As a young teen I wanted to start with all of Plato’s Dialogues (yes including Parmenides, which I loved, but I didn’t finish The Laws) plus the major works of modern philosophy.  I used the old John Hospers text to identify Descartes, Leibniz, Spinoza, Hobbes, Locke, Berkeley, Hume, and Kant.  I read some Aristotle too, although he bored me.  Then I read lots of Karl Popper and Brand Blanshard, the old-fashioned defender of rationalism and critic of positivism.  I gobbled up George Smith and Antony Flew on atheism.  I was influenced by Ayn Rand’s moral defense of capitalism, though I was never impressed by her as a philosopher. 

Much later I read Nozick, Rawls, and Parfit.  Parfit made by far the biggest impression on me.  The other two, however smart, seemed predictable.

In graduate school I read Quine avidly.  George Romanos’s book on Quine I found more useful than any single Quine work, although Word and Object and the essay on "Two Dogmas of Empiricism" are the places to start.  Quine remains a major influence, including on how I think about blog posts.  Which thicket of assumptions might lead one to a possible conclusion?  I took a class on philosophy of language with Hilary Putnam and developed interests in Kripke and others, but they never displaced Quine in my affections.  I developed a fondness for William James.  From Rorty I saw more value in the Continentals, although I prefer to misread them.  I flirted with the early German romantics and their rejection of philosophy, at times mediated through J.S. Mill.

Later experience with Liberty Fund interested me in "deep" readings of Montesquieu, Tocqueville, Maimonides, and some of the other "Straussian" texts.  I’ve never been a Straussian, though.  I’ve made attempts to understand Heidegger but without any success. 

Right now the philosophy journals I read are Ethics and Philosophy and Public Affairs.  When it comes to metaphysics, mind-body problems, and the like, I prefer books, usually of a semi-popular nature.  The academic debates on these topics are too rarified to interest me very much.

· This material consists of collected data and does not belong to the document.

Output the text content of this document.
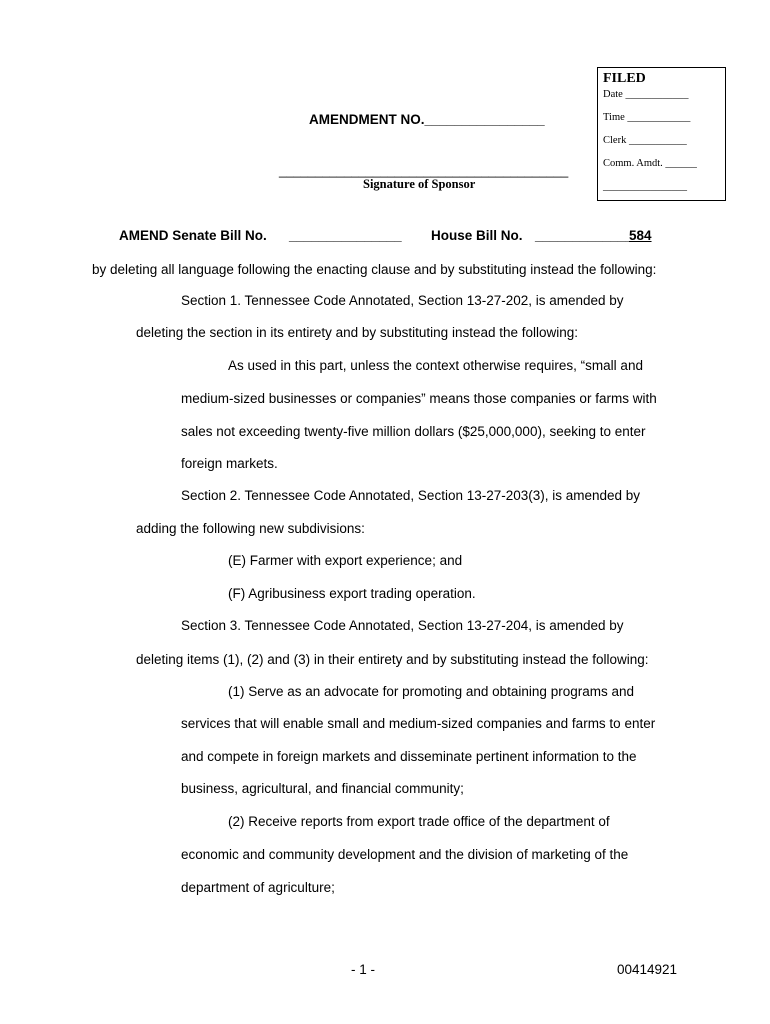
FILED
Date ____________
Time ____________
Clerk ___________
Comm. Amdt. ______
________________
AMENDMENT NO.________________
________________________________________
Signature of Sponsor
AMEND Senate Bill No. _______________ House Bill No. _____________
584
by deleting all language following the enacting clause and by substituting instead the following:
Section 1. Tennessee Code Annotated, Section 13-27-202, is amended by
deleting the section in its entirety and by substituting instead the following:
As used in this part, unless the context otherwise requires, “small and
medium-sized businesses or companies” means those companies or farms with
sales not exceeding twenty-five million dollars ($25,000,000), seeking to enter
foreign markets.
Section 2. Tennessee Code Annotated, Section 13-27-203(3), is amended by
adding the following new subdivisions:
(E) Farmer with export experience; and
(F) Agribusiness export trading operation.
Section 3. Tennessee Code Annotated, Section 13-27-204, is amended by
deleting items (1), (2) and (3) in their entirety and by substituting instead the following:
(1) Serve as an advocate for promoting and obtaining programs and
services that will enable small and medium-sized companies and farms to enter
and compete in foreign markets and disseminate pertinent information to the
business, agricultural, and financial community;
(2) Receive reports from export trade office of the department of
economic and community development and the division of marketing of the
department of agriculture;
- 1 -	00414921
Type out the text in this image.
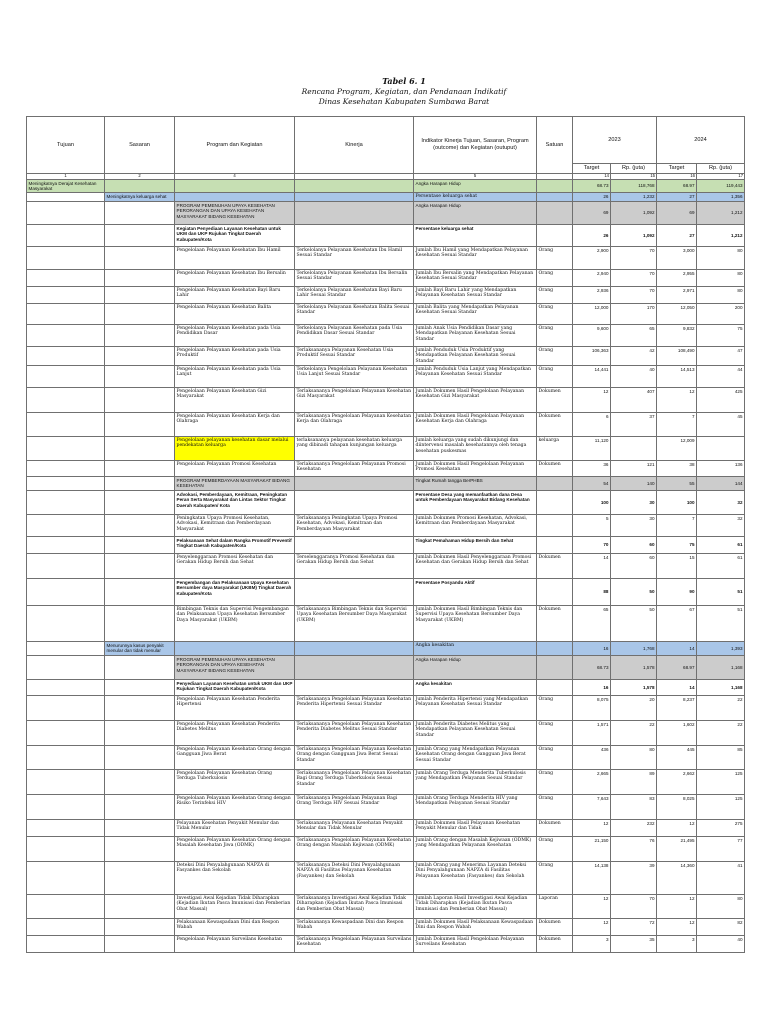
Tabel 6. 1
Rencana Program, Kegiatan, dan Pendanaan Indikatif
Dinas Kesehatan Kabupaten Sumbawa Barat
Tujuan	Sasaran	Program dan Kegiatan	Kinerja	Indikator Kinerja Tujuan, Sasaran, Program (outcome) dan Kegiatan (outuput)	Satuan	2023		2024	
						Target	Rp. (juta)	Target	Rp. (juta)
1	2	4		5		14	15	16	17
Meningkatnya Derajat Kesehatan Masyarakat				Angka Harapan Hidup		68.73	118,768	68.97	119,443
	Meningkatnya keluarga sehat			Persentase keluarga sehat		26	1,232	27	1,356
		PROGRAM PEMENUHAN UPAYA KESEHATAN PERORANGAN DAN UPAYA KESEHATAN MASYARAKAT BIDANG KESEHATAN		Angka Harapan Hidup		69	1,092	69	1,212
		Kegiatan Penyediaan Layanan Kesehatan untuk UKM dan UKP Rujukan Tingkat Daerah Kabupaten/Kota		Persentase keluarga sehat		26	1,092	27	1,212
		Pengelolaan Pelayanan Kesehatan Ibu Hamil	Terkelolanya Pelayanan Kesehatan Ibu Hamil Sesuai Standar	Jumlah Ibu Hamil yang Mendapatkan Pelayanan Kesehatan Sesuai Standar	Orang	2,900	70	3,000	80
		Pengelolaan Pelayanan Kesehatan Ibu Bersalin	Terkelolanya Pelayanan Kesehatan Ibu Bersalin Sesuai Standar	Jumlah Ibu Bersalin yang Mendapatkan Pelayanan Kesehatan Sesuai Standar	Orang	2,940	70	2,955	80
		Pengelolaan Pelayanan Kesehatan Bayi Baru Lahir	Terkelolanya Pelayanan Kesehatan Bayi Baru Lahir Sesuai Standar	Jumlah Bayi Baru Lahir yang Mendapatkan Pelayanan Kesehatan Sesuai Standar	Orang	2,936	70	2,971	80
		Pengelolaan Pelayanan Kesehatan Balita	Terkelolanya Pelayanan Kesehatan Balita Sesuai Standar	Jumlah Balita yang Mendapatkan Pelayanan Kesehatan Sesuai Standar	Orang	12,000	170	12,050	200
		Pengelolaan Pelayanan Kesehatan pada Usia Pendidikan Dasar	Terkelolanya Pelayanan Kesehatan pada Usia Pendidikan Dasar Sesuai Standar	Jumlah Anak Usia Pendidikan Dasar yang Mendapatkan Pelayanan Kesehatan Sesuai Standar	Orang	9,600	65	9,832	75
		Pengelolaan Pelayanan Kesehatan pada Usia Produktif	Terlaksananya Pelayanan Kesehatan Usia Produktif Sesuai Standar	Jumlah Penduduk Usia Produktif yang Mendapatkan Pelayanan Kesehatan Sesuai Standar	Orang	106,363	42	108,490	47
		Pengelolaan Pelayanan Kesehatan pada Usia Lanjut	Terkelolanya Pengelolaan Pelayanan Kesehatan Usia Lanjut Sesuai Standar	Jumlah Penduduk Usia Lanjut yang Mendapatkan Pelayanan Kesehatan Sesuai Standar	Orang	14,441	40	14,513	44
		Pengelolaan Pelayanan Kesehatan Gizi Masyarakat	Terlaksananya Pengelolaan Pelayanan Kesehatan Gizi Masyarakat	Jumlah Dokumen Hasil Pengelolaan Pelayanan Kesehatan Gizi Masyarakat	Dokumen	12	407	12	425
		Pengelolaan Pelayanan Kesehatan Kerja dan Olahraga	Terlaksananya Pengelolaan Pelayanan Kesehatan Kerja dan Olahraga	Jumlah Dokumen Hasil Pengelolaan Pelayanan Kesehatan Kerja dan Olahraga	Dokumen	6	37	7	45
		Pengelolaan pelayanan kesehatan dasar melalui pendekatan keluarga	terlaksananya pelayanan kesehatan keluarga yang dibinadi tahapan kunjungan keluarga	Jumlah keluarga yang sudah dikunjungi dan diintervensi masalah kesehatannya oleh tenaga kesehatan puskesmas	keluarga	11,120		12,009	
		Pengelolaan Pelayanan Promosi Kesehatan	Terlaksananya Pengelolaan Pelayanan Promosi Kesehatan	Jumlah Dokumen Hasil Pengelolaan Pelayanan Promosi Kesehatan	Dokumen	36	121	38	136
		PROGRAM PEMBERDAYAAN MASYARAKAT BIDANG KESEHATAN		Tingkat Rumah tangga BerPHBS		54	140	55	144
		Advokasi, Pemberdayaan, Kemitraan, Peningkatan Peran Serta Masyarakat dan Lintas Sektor Tingkat Daerah Kabupaten/ Kota		Persentase Desa yang memanfaatkan dana Desa untuk Pemberdayaan Masyarakat Bidang Kesehatan		100	30	100	32
		Peningkatan Upaya Promosi Kesehatan, Advokasi, Kemitraan dan Pemberdayaan Masyarakat	Terlaksananya Peningkatan Upaya Promosi Kesehatan, Advokasi, Kemitraan dan Pemberdayaan Masyarakat	Jumlah Dokumen Promosi Kesehatan, Advokasi, Kemitraan dan Pemberdayaan Masyarakat		5	30	7	32
		Pelaksanaan Sehat dalam Rangka Promotif Preventif Tingkat Daerah Kabupaten/Kota		Tingkat Pemahaman Hidup Bersih dan Sehat		70	60	75	61
		Penyelenggaraan Promosi Kesehatan dan Gerakan Hidup Bersih dan Sehat	Terselenggaranya Promosi Kesehatan dan Gerakan Hidup Bersih dan Sehat	Jumlah Dokumen Hasil Penyelenggaraan Promosi Kesehatan dan Gerakan Hidup Bersih dan Sehat	Dokumen	14	60	15	61
		Pengembangan dan Pelaksanaan Upaya Kesehatan Bersumber daya Masyarakat (UKBM) Tingkat Daerah Kabupaten/Kota		Persentase Posyandu Aktif		88	50	90	51
		Bimbingan Teknis dan Supervisi Pengembangan dan Pelaksanaan Upaya Kesehatan Bersumber Daya Masyarakat (UKBM)	Terlaksananya Bimbingan Teknis dan Supervisi Upaya Kesehatan Bersumber Daya Masyarakat (UKBM)	Jumlah Dokumen Hasil Bimbingan Teknis dan Supervisi Upaya Kesehatan Bersumber Daya Masyarakat (UKBM)	Dokumen	65	50	67	51
	Menurunnya kasus penyakit menular dan tidak menular			Angka kesakitan		16	1,768	14	1,393
		PROGRAM PEMENUHAN UPAYA KESEHATAN PERORANGAN DAN UPAYA KESEHATAN MASYARAKAT BIDANG KESEHATAN		Angka Harapan Hidup		68.73	1,578	68.97	1,168
		Penyediaan Layanan Kesehatan untuk UKM dan UKP Rujukan Tingkat Daerah Kabupaten/Kota		Angka kesakitan		16	1,578	14	1,168
		Pengelolaan Pelayanan Kesehatan Penderita Hipertensi	Terlaksananya Pengelolaan Pelayanan Kesehatan Penderita Hipertensi Sesuai Standar	Jumlah Penderita Hipertensi yang Mendapatkan Pelayanan Kesehatan Sesuai Standar	Orang	8,075	20	8,237	22
		Pengelolaan Pelayanan Kesehatan Penderita Diabetes Melitus	Terlaksananya Pengelolaan Pelayanan Kesehatan Penderita Diabetes Melitus Sesuai Standar	Jumlah Penderita Diabetes Melitus yang Mendapatkan Pelayanan Kesehatan Sesuai Standar	Orang	1,571	22	1,602	22
		Pengelolaan Pelayanan Kesehatan Orang dengan Gangguan Jiwa Berat	Terlaksananya Pengelolaan Pelayanan Kesehatan Orang dengan Gangguan Jiwa Berat Sesuai Standar	Jumlah Orang yang Mendapatkan Pelayanan Kesehatan Orang dengan Gangguan Jiwa Berat Sesuai Standar	Orang	436	80	445	85
		Pengelolaan Pelayanan Kesehatan Orang Terduga Tuberkulosis	Terlaksananya Pengelolaan Pelayanan Kesehatan Bagi Orang Terduga Tuberkulosis Sesuai Standar	Jumlah Orang Terduga Menderita Tuberkulosis yang Mendapatkan Pelayanan Sesuai Standar	Orang	2,665	89	2,662	125
		Pengelolaan Pelayanan Kesehatan Orang dengan Risiko Terinfeksi HIV	Terlaksananya Pengelolaan Pelayanan Bagi Orang Terduga HIV Sesuai Standar	Jumlah Orang Terduga Menderita HIV yang Mendapatkan Pelayanan Sesuai Standar	Orang	7,643	83	8,025	125
		Pelayanan Kesehatan Penyakit Menular dan Tidak Menular	Terlaksananya Pelayanan Kesehatan Penyakit Menular dan Tidak Menular	Jumlah Dokumen Hasil Pelayanan Kesehatan Penyakit Menular dan Tidak	Dokumen	12	232	12	275
		Pengelolaan Pelayanan Kesehatan Orang dengan Masalah Kesehatan Jiwa (ODMK)	Terlaksananya Pengelolaan Pelayanan Kesehatan Orang dengan Masalah Kejiwaan (ODMK)	Jumlah Orang dengan Masalah Kejiwaan (ODMK) yang Mendapatkan Pelayanan Kesehatan	Orang	21,150	76	21,495	77
		Deteksi Dini Penyalahgunaan NAPZA di Fasyankes dan Sekolah	Terlaksananya Deteksi Dini Penyalahgunaan NAPZA di Fasilitas Pelayanan Kesehatan (Fasyankes) dan Sekolah	Jumlah Orang yang Menerima Layanan Deteksi Dini Penyalahgunaan NAPZA di Fasilitas Pelayanan Kesehatan (Fasyankes) dan Sekolah	Orang	14,138	39	14,360	41
		Investigasi Awal Kejadian Tidak Diharapkan (Kejadian Ikutan Pasca Imunisasi dan Pemberian Obat Massal)	Terlaksananya Investigasi Awal Kejadian Tidak Diharapkan (Kejadian Ikutan Pasca Imunisasi dan Pemberian Obat Massal)	Jumlah Laporan Hasil Investigasi Awal Kejadian Tidak Diharapkan (Kejadian Ikutan Pasca Imunisasi dan Pemberian Obat Massal)	Laporan	12	70	12	80
		Pelaksanaan Kewaspadaan Dini dan Respon Wabah	Terlaksananya Kewaspadaan Dini dan Respon Wabah	Jumlah Dokumen Hasil Pelaksanaan Kewaspadaan Dini dan Respon Wabah	Dokumen	12	72	12	82
		Pengelolaan Pelayanan Surveilans Kesehatan	Terlaksananya Pengelolaan Pelayanan Surveilans Kesehatan	Jumlah Dokumen Hasil Pengelolaan Pelayanan Surveilans Kesehatan	Dokumen	3	35	3	40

That is my path, in a nutshell.  I don’t pretend it is an optimal sequence for others. 

The bottom line: I have learned to focus on the philosophy which clicked with me at the time.  The rest was just so much blah blah blah.  Philosophy books are more like self-help tomes, or fun record albums, than they let on.

Any suggestions for how our reader should choose a path?